Surrounded by the Wombat State Forrest, it is a place of breathtaking scenery, with a strong regional food and wine culture, a myriad of historical wonders and beautiful country villages to explore.
Walking tracks through the forest alongside rivers, lakes and waterfalls yield frequent encounters with an abundance of Australian wildlife including kookaburras, wallabies and koalas.
Fertile agricultural land is home to many acclaimed artisan food and wine producers. The village of Daylesford itself is an eclectic mix of cafes, quaint stores and galleries. Country roads are peppered with farm gates, roadside stalls featuring seasonal windfalls, cellar doors and much more.
A two day stay will barely scratch the surface of what's on offer in this vibrant region.
You will hear a lot about organics, biodynamics, rare breeds and heirloom varietals from the foodie folk in this region. The fertile volcanic soils are perfect for the small scale sustainable agri-community that has formed over the past 30 years and the winners are truly visitors and diners in the regions restaurants.
There are also weekly farmers markets in Daylesford and an annual Harvest Festival which celebrates the region’s bounty as well as its food and wine experts….. Classes in permaculture, bee keeping, fermentation, foraging, baking and butchery sell out months in advance and are a testament to the quality of education and experiences available here.
Regionality is important here. In Daylesford and the Macedon Ranges guests may dine simply or lavishly, cheaply or expensively, but they will dine on food straight from the farms and on wine from the vineyards they can see.
Macedon wines - The Macedon Ranges claims the coolest grape-growing climate of any wine region on the mainland, with more than 40 vineyards located between 350m and 700m above sea level. Fertile high country soils, deep chill in the winter months, and guaranteed sunshine in summer are the primary ingredients for producing some of the nation’s best table wines.

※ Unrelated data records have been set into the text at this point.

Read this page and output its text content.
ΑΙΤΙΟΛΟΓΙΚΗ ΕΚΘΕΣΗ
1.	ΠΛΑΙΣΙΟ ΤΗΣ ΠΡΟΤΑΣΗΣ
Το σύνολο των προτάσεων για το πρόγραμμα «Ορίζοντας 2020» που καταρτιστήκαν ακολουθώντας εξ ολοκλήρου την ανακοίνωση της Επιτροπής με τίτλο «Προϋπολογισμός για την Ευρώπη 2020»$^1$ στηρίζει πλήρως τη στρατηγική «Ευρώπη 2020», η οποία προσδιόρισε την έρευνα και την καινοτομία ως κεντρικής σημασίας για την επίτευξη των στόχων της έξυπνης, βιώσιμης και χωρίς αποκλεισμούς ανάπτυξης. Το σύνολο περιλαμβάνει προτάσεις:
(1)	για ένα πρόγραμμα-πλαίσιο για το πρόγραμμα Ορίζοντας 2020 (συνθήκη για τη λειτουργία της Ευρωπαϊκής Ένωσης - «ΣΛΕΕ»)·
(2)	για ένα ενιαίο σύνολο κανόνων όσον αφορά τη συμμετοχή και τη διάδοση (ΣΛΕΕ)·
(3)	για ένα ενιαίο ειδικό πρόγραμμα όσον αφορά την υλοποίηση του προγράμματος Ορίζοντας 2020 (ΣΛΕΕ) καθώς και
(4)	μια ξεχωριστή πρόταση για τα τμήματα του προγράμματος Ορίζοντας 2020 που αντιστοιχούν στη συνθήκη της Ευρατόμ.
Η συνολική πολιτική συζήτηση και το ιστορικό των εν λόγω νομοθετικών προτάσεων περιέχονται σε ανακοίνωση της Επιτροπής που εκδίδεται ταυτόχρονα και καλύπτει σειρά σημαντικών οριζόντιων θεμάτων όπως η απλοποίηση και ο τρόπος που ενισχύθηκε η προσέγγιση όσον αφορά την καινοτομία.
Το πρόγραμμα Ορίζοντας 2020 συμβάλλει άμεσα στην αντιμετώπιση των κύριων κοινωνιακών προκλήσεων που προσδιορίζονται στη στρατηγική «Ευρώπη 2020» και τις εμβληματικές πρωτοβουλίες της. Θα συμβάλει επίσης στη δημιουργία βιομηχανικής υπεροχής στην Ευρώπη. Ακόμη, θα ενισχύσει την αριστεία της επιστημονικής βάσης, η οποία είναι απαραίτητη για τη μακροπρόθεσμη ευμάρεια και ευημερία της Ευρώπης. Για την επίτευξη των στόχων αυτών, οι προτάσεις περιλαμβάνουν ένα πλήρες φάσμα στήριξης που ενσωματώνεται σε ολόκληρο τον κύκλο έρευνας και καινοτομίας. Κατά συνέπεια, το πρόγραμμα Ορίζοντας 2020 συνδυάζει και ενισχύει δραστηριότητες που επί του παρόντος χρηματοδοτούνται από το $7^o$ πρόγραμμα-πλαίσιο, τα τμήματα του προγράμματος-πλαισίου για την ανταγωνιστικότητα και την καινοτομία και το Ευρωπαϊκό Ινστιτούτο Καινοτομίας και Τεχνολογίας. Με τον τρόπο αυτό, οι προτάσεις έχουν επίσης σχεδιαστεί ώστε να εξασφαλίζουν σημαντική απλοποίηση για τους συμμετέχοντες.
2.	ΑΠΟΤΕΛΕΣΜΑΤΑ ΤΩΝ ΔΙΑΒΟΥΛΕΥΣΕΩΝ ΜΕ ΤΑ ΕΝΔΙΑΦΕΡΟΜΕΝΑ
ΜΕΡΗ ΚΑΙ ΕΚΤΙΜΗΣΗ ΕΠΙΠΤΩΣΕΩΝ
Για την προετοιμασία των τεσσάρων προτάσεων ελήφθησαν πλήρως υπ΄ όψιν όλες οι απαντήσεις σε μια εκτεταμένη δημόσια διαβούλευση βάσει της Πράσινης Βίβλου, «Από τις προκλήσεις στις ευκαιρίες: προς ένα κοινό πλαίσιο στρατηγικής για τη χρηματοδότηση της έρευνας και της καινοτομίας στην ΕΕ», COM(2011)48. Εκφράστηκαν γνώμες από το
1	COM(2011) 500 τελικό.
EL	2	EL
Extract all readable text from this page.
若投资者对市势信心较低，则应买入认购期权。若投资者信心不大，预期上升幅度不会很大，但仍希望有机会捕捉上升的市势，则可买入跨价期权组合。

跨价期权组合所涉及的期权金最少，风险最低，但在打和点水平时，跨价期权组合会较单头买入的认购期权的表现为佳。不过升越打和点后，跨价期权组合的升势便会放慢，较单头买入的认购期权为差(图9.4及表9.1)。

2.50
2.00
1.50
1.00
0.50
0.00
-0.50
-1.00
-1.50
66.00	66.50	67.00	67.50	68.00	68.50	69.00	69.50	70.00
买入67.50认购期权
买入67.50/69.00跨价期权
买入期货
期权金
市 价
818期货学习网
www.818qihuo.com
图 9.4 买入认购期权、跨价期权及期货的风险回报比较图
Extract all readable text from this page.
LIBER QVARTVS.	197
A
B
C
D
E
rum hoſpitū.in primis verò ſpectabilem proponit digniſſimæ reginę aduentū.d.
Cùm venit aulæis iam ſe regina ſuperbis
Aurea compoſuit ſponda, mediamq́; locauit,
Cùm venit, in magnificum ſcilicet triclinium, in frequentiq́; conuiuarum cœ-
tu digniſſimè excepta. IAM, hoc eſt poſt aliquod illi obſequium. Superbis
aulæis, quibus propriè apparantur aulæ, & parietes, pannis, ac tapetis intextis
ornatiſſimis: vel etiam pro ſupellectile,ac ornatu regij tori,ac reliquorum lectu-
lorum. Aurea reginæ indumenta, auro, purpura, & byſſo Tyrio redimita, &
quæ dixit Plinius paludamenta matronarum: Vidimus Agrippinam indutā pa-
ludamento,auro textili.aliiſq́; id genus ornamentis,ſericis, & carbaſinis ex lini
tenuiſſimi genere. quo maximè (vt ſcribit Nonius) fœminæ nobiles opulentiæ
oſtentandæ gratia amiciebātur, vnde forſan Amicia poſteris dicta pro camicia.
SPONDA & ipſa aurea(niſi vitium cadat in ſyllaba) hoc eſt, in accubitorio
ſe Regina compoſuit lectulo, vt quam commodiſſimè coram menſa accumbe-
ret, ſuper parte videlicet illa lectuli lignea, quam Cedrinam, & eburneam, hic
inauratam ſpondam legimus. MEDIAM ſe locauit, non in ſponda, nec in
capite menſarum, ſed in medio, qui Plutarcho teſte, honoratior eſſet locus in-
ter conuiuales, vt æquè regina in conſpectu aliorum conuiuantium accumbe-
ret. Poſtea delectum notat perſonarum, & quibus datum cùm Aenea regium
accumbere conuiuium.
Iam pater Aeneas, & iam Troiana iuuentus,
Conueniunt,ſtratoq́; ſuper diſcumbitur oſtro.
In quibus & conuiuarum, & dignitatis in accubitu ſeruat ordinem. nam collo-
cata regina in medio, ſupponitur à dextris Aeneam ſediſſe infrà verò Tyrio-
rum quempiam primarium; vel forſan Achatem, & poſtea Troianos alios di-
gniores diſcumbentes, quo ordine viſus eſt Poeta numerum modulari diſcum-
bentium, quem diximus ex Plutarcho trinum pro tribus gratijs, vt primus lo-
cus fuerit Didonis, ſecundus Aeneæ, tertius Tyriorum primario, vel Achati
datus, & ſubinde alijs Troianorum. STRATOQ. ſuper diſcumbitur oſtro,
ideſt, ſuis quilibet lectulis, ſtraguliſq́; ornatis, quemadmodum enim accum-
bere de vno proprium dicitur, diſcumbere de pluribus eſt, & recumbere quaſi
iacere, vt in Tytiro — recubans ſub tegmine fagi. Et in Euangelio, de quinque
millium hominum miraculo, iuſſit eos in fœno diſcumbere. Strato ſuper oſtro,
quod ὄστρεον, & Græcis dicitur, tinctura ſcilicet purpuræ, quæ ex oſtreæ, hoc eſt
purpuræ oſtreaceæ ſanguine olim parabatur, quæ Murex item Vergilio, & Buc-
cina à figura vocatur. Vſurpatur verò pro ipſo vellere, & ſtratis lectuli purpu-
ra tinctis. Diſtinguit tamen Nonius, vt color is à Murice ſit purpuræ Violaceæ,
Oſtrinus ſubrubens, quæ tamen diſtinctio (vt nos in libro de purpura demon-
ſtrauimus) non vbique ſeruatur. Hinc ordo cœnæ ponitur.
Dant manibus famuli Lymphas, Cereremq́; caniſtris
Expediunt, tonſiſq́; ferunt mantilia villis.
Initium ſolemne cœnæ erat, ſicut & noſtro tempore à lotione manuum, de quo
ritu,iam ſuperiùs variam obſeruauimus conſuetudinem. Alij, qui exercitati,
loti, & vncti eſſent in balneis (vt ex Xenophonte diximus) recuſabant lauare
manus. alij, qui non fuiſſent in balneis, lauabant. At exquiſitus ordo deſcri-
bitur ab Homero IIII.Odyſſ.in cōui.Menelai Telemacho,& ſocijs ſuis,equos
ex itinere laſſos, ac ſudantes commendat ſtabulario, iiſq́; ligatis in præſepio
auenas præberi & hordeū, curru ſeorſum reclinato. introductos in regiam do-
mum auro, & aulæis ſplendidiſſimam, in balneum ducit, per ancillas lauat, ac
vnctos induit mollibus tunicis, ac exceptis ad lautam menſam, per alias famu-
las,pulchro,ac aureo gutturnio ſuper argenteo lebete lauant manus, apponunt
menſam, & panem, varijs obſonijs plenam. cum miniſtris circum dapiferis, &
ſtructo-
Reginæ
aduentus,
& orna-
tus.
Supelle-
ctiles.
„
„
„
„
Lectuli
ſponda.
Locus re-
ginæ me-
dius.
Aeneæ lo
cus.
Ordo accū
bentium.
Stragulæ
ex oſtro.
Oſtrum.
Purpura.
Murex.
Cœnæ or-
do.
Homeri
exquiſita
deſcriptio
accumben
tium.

The region is renowned for its sparkling wine, with the ranges' high altitude and cool climate providing perfect conditions for the production of the variety. Most of the local wineries boast their own label of 'Macedon', a term used for their sparkling wines made to an agreed style using only Pinot Noir and Chardonnay grapes grown in the Macedon Ranges. Well-regarded wineries include Bindi, Hanging Rock, Curly Flat, Granite Hills and Cope-Williams.
Tour Mount Macedon's heritage gardens, explore the 19th century streetscapes of Woodend and Kyneton, or visit the legendary Hanging Rock, the haunting backdrop to The Picnic at Hanging Rock book and film. What’s more, this is a cool-climate region known for producing outstanding sparkling wine, pinot noir and chardonnay. There’s also an abundance of local produce, from tasty meats to wild mushrooms, crisp apples and succulent berries.
The village of Daylesford features a generous collection of historic buildings including the post office (built in 1867), town hall (1882). A mecca for generations of artists drawn by the region's luscious light, locations and seasonal ambience; Daylesford continues to attract many well known contemporary artists and residents. Works can be viewed in private studios, significant local galleries and amongst the quirky country shops of the main village streets.
Lake Daylesford - The lake covers land upon which gold was first discovered, was created in 1929 Jetties are provided for fishing and for those wishing to hire rowboats.
A short walk east of the town centre is the Wombat Hill Botanical Gardens which were first established in 1863. They are situated on an extinct volcano and offer good views over the surrounding countryside from its manicured lawns and pathways.